The voices behind him were clearer now. He could just make out what they were saying.

“Are you sure he said he was my cousin—not a friend, someone from summer camp?” It was a girl's voice: Amelie. This was not good. This was not good at all. What on earth could he tell them? Norman turned around slowly to watch the little group of people coming toward him. He could make out Amelie, her father and the rumour-mongering stablehand from the barn. Norman raised his hand in a friendly greeting. Maybe if he just caught Amelie's eye and looked honest, she would go along with his story. Maybe there was a code word he could use to tip her off—something about her mother's accident, maybe.

A sound below on the river drew Norman's attention. There were people down there, too. Keeping one eye on the group approaching across the field, he edged closer to the river. Steadying himself against a low branch, he peered over the bank, but the branch
was springy rather than solid, bending under his weight and casting him forward. The sandy bank subsided beneath his feet and he began to slide slowly down the steep slope. Norman crouched, nearly sitting down on the loose ground to keep his balance as he slid. He grasped at the scrub to slow his descent, but his impression was that the voice more than any action on his part stopped his movement.

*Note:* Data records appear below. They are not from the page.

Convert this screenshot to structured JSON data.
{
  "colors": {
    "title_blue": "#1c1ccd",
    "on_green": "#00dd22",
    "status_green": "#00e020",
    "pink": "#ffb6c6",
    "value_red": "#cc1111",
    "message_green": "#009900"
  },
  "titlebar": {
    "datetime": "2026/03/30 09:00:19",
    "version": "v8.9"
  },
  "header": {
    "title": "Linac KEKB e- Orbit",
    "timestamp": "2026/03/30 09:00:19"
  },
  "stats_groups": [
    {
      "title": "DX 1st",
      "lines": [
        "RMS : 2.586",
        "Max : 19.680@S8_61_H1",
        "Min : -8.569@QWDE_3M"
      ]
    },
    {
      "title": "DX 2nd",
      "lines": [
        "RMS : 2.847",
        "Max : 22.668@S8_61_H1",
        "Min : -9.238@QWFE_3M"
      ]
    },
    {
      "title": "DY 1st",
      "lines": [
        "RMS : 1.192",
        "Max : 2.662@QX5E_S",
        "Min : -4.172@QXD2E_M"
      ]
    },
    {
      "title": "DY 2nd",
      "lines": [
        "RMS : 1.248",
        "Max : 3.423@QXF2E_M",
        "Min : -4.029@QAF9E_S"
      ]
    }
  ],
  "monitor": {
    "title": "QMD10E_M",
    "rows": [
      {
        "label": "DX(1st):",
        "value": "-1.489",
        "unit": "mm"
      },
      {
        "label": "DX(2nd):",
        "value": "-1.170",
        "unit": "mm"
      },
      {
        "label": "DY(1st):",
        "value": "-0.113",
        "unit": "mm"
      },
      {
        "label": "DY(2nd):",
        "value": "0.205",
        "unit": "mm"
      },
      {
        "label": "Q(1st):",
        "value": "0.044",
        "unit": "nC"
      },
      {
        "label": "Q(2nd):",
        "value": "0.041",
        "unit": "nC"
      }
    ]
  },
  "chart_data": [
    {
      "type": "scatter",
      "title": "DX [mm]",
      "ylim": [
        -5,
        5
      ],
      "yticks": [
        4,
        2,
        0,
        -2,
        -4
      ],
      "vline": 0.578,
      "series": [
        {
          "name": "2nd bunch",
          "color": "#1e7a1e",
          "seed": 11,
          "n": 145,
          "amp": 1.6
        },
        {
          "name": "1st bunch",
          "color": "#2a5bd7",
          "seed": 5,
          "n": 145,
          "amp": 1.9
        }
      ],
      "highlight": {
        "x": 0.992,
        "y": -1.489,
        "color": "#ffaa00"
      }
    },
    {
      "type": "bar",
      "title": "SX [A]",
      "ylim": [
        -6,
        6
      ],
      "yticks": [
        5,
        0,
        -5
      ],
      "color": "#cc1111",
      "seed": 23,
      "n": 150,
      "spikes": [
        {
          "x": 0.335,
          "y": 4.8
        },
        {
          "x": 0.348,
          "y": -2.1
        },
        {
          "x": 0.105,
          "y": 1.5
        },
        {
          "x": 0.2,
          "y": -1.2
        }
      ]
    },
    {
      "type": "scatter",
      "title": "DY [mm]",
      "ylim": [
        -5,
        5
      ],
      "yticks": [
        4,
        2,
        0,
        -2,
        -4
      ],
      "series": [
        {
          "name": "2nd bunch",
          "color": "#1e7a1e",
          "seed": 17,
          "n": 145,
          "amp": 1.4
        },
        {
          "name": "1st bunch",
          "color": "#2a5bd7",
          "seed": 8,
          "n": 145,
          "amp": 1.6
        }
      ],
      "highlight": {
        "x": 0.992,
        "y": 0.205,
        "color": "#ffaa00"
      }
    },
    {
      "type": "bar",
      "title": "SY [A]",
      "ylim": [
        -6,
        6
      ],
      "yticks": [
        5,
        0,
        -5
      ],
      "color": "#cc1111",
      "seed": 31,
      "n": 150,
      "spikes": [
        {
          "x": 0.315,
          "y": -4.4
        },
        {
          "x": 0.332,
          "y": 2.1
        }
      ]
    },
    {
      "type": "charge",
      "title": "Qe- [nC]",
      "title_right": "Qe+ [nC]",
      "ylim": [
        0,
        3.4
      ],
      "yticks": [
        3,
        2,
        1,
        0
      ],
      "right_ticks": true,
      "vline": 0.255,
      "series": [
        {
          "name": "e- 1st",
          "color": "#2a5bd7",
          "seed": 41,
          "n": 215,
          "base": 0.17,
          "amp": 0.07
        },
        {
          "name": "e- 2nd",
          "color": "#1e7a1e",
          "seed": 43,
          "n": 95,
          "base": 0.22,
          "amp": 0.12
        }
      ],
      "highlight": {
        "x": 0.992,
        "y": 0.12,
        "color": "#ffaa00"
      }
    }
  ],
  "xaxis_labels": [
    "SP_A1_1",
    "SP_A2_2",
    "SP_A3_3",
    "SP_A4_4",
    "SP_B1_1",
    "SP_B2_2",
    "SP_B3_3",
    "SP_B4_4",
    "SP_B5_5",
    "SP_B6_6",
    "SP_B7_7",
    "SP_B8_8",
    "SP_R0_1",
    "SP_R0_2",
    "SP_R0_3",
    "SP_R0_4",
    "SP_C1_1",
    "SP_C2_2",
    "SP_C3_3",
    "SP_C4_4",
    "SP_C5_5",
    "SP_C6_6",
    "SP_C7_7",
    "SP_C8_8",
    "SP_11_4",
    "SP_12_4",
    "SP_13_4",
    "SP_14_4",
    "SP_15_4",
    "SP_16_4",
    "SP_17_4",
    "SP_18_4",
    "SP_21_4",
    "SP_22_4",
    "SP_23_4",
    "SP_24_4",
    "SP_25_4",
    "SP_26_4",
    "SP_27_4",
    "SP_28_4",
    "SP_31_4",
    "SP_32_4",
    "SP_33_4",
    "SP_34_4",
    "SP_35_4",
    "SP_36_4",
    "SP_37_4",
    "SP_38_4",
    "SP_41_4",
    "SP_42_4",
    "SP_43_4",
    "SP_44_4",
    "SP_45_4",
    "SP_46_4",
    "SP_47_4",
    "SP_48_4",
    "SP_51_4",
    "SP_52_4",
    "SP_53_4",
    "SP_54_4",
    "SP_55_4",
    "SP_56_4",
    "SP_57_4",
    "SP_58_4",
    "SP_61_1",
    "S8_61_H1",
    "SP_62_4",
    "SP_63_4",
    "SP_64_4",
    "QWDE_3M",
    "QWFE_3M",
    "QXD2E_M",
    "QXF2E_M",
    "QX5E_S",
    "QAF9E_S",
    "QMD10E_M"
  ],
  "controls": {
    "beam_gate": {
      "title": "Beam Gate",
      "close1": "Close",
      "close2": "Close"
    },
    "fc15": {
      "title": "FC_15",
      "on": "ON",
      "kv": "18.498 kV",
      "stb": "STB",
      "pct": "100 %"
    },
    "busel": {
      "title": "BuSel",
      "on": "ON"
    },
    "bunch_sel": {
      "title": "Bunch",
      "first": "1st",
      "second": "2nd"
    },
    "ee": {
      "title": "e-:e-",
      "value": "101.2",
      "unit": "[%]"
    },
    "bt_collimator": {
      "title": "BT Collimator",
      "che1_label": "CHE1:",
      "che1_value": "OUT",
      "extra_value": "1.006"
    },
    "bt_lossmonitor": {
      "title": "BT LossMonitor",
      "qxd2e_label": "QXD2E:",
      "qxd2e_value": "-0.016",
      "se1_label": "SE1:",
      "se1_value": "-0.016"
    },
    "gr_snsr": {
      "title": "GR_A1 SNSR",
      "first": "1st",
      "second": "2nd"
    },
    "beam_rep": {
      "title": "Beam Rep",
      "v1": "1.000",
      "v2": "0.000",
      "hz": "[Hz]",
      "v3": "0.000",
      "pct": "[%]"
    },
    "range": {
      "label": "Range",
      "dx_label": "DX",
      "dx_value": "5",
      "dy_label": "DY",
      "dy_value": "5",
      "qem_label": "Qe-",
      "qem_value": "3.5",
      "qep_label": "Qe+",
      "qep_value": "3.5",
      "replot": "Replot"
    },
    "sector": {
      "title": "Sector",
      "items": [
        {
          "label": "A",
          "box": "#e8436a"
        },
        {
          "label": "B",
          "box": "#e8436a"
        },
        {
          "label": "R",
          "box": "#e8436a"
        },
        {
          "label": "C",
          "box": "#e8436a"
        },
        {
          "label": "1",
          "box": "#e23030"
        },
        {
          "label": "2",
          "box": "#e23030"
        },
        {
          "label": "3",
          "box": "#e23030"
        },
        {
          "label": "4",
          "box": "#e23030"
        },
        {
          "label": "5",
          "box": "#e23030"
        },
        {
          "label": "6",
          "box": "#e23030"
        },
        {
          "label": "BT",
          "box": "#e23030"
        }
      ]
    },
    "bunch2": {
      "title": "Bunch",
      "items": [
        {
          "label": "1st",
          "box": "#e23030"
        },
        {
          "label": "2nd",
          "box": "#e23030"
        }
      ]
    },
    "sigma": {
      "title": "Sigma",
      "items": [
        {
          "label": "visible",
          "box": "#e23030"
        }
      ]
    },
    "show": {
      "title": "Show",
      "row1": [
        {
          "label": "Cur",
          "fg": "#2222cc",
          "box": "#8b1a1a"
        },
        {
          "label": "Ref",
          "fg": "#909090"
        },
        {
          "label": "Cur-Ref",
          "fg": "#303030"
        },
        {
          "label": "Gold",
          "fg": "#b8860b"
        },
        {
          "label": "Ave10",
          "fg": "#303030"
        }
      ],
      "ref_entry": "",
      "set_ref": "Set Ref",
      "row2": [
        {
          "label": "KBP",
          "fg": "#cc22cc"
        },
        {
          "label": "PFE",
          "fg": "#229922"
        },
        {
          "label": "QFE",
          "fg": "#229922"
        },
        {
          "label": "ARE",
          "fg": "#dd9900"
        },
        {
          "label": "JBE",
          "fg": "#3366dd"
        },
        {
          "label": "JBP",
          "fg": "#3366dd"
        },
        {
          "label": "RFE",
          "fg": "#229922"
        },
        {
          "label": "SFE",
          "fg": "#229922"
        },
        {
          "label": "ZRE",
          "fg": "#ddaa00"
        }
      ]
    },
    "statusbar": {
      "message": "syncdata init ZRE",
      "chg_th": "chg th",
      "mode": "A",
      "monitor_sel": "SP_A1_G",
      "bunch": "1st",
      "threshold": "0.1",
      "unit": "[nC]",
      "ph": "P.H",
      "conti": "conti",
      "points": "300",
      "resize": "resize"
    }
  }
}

“Stop, boy. Don't move.” It was a thick foreign voice. A short, swarthy man stood on the riverbank, a small girl at his side. The girl's eyes were big and brown as they stared at Norman, stared as if he were a magical creature or something fearsome and mythical. Did she know? Did she somehow guess what he was? He could hardly ask the question, because the man beside her had his shotgun pointed at Norman's head.

“Get down on the ground. Put your hands over your ears,” he ordered gruffly. Norman just stared, dumbfounded. His assailant seemed to look right through him, as if Norman was too insignificant to look directly in the eye. Without looking away, the man whispered urgently to the girl at his side, “Leni, get back on the boat.” Though his voice was firm and insistent, neither Norman nor the girl obeyed. Norman began to edge closer to him and the girl just stood rooted on the spot, staring.